Travailler à distance permet d'éviter des conflits professionnels, de diminuer le stress, et de limiter le nombre d'interruptions. Mais le risque d'une aliénation aux outils de communication demeure.

Le télétravail plus satisfaisant que le présentiel ?

Comparé à des tâches effectuées au sein d’une structure professionnelle, le télétravail satisfait davantage les salariés, constatent dans une étude deux chercheurs de l’université de Wisconsin-Milwaukee (UWM) et de la faculté NorthWestern, aux Etats-Unis. Ces derniers ont demandé à un panel représentatif de salariés de s’exprimer sur les conditions dans lesquelles ils travaillaient au quotidien – parmi lequel une partie était employée de bureau, et l’autre adepte du travail à distance. Résultat : le second groupe a indiqué une satisfaction globale plus importante, et moins de stress quotidien.

Le bénéfice principal : l’absence de conflit professionnel

Par ailleurs, les répondants du second groupe ont affirmé être moins souvent interrompus au cours des tâches qu’ils effectuaient – et subir moins de distractions en règle générale. Le principal bénéfice tiré par ces personnes travaillant au moins trois jours par semaine à distance est l’absence de conflits professionnels récurrents, et une plus grande flexibilité dans leur travail. A l’inverse, le problème le plus souvent évoqué par ce groupe est l’aliénation à certains outils de communication, nécessaires pour garder contact avec d’autres professionnels – collègues ou clients. Point important : les deux panels ont indiqué un niveau équivalent en terme d’accès à des informations cruciales pour leur travail.

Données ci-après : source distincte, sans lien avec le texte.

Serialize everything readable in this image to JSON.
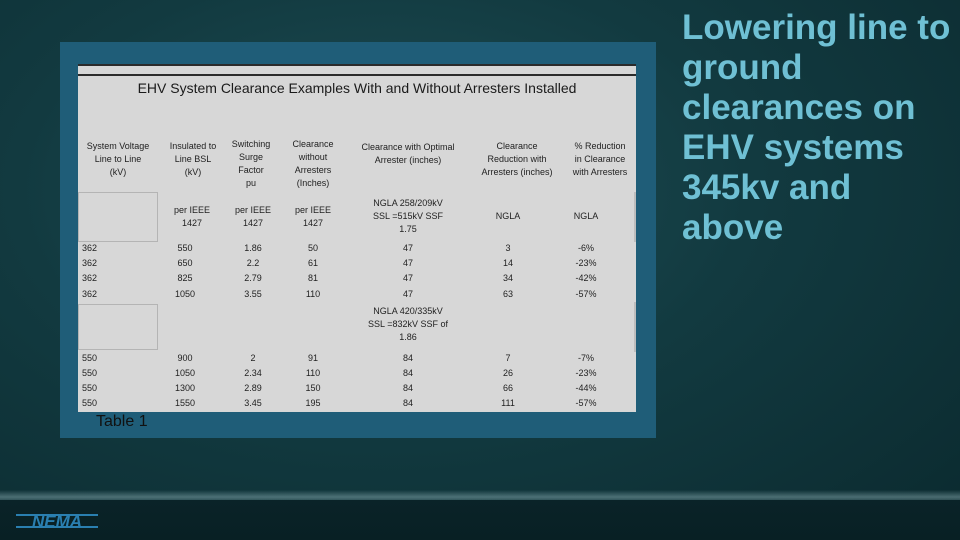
{
  "slide": {
    "heading": "Lowering line to ground clearances on EHV systems 345kv and above",
    "caption": "Table 1",
    "logo_text": "NEMA"
  },
  "table": {
    "title": "EHV System Clearance Examples With and Without Arresters Installed",
    "headers": [
      "System Voltage\nLine to Line\n(kV)",
      "Insulated to\nLine BSL\n(kV)",
      "Switching\nSurge\nFactor\npu",
      "Clearance\nwithout\nArresters\n(Inches)",
      "Clearance with Optimal\nArrester (inches)",
      "Clearance\nReduction with\nArresters (inches)",
      "% Reduction\nin Clearance\nwith Arresters"
    ],
    "subheader1": [
      "",
      "per IEEE\n1427",
      "per IEEE\n1427",
      "per IEEE\n1427",
      "NGLA 258/209kV\nSSL =515kV SSF\n1.75",
      "NGLA",
      "NGLA"
    ],
    "group1_rows": [
      [
        "362",
        "550",
        "1.86",
        "50",
        "47",
        "3",
        "-6%"
      ],
      [
        "362",
        "650",
        "2.2",
        "61",
        "47",
        "14",
        "-23%"
      ],
      [
        "362",
        "825",
        "2.79",
        "81",
        "47",
        "34",
        "-42%"
      ],
      [
        "362",
        "1050",
        "3.55",
        "110",
        "47",
        "63",
        "-57%"
      ]
    ],
    "subheader2": "NGLA 420/335kV\nSSL =832kV SSF of\n1.86",
    "group2_rows": [
      [
        "550",
        "900",
        "2",
        "91",
        "84",
        "7",
        "-7%"
      ],
      [
        "550",
        "1050",
        "2.34",
        "110",
        "84",
        "26",
        "-23%"
      ],
      [
        "550",
        "1300",
        "2.89",
        "150",
        "84",
        "66",
        "-44%"
      ],
      [
        "550",
        "1550",
        "3.45",
        "195",
        "84",
        "111",
        "-57%"
      ]
    ]
  },
  "colors": {
    "heading": "#6fc0d4",
    "panel": "#1f5d78",
    "sheet": "#d7d7d7",
    "logo": "#2a7fb0"
  }
}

Développer des plates-formes collaboratives

Selon les chercheurs, pour gagner en productivité, les entreprises gagneraient du coup à développer des plates-formes collaboratives. Cela afin de fournir une information en flux continus, limiter le nombre de réunions, et les courriels groupés. Elles ont par ailleurs intérêt à encourager les salariés à se déconnecter, lorsqu’ils ont terminé leur journée de travail. L’étude a été menée auprès de 192 personnes, dont près de la moitié d’adeptes au télétravail. A noter : le travail des chercheurs a été récemment publié dans le Journal of Applied Communication Research, de la National Communication Association (NCA).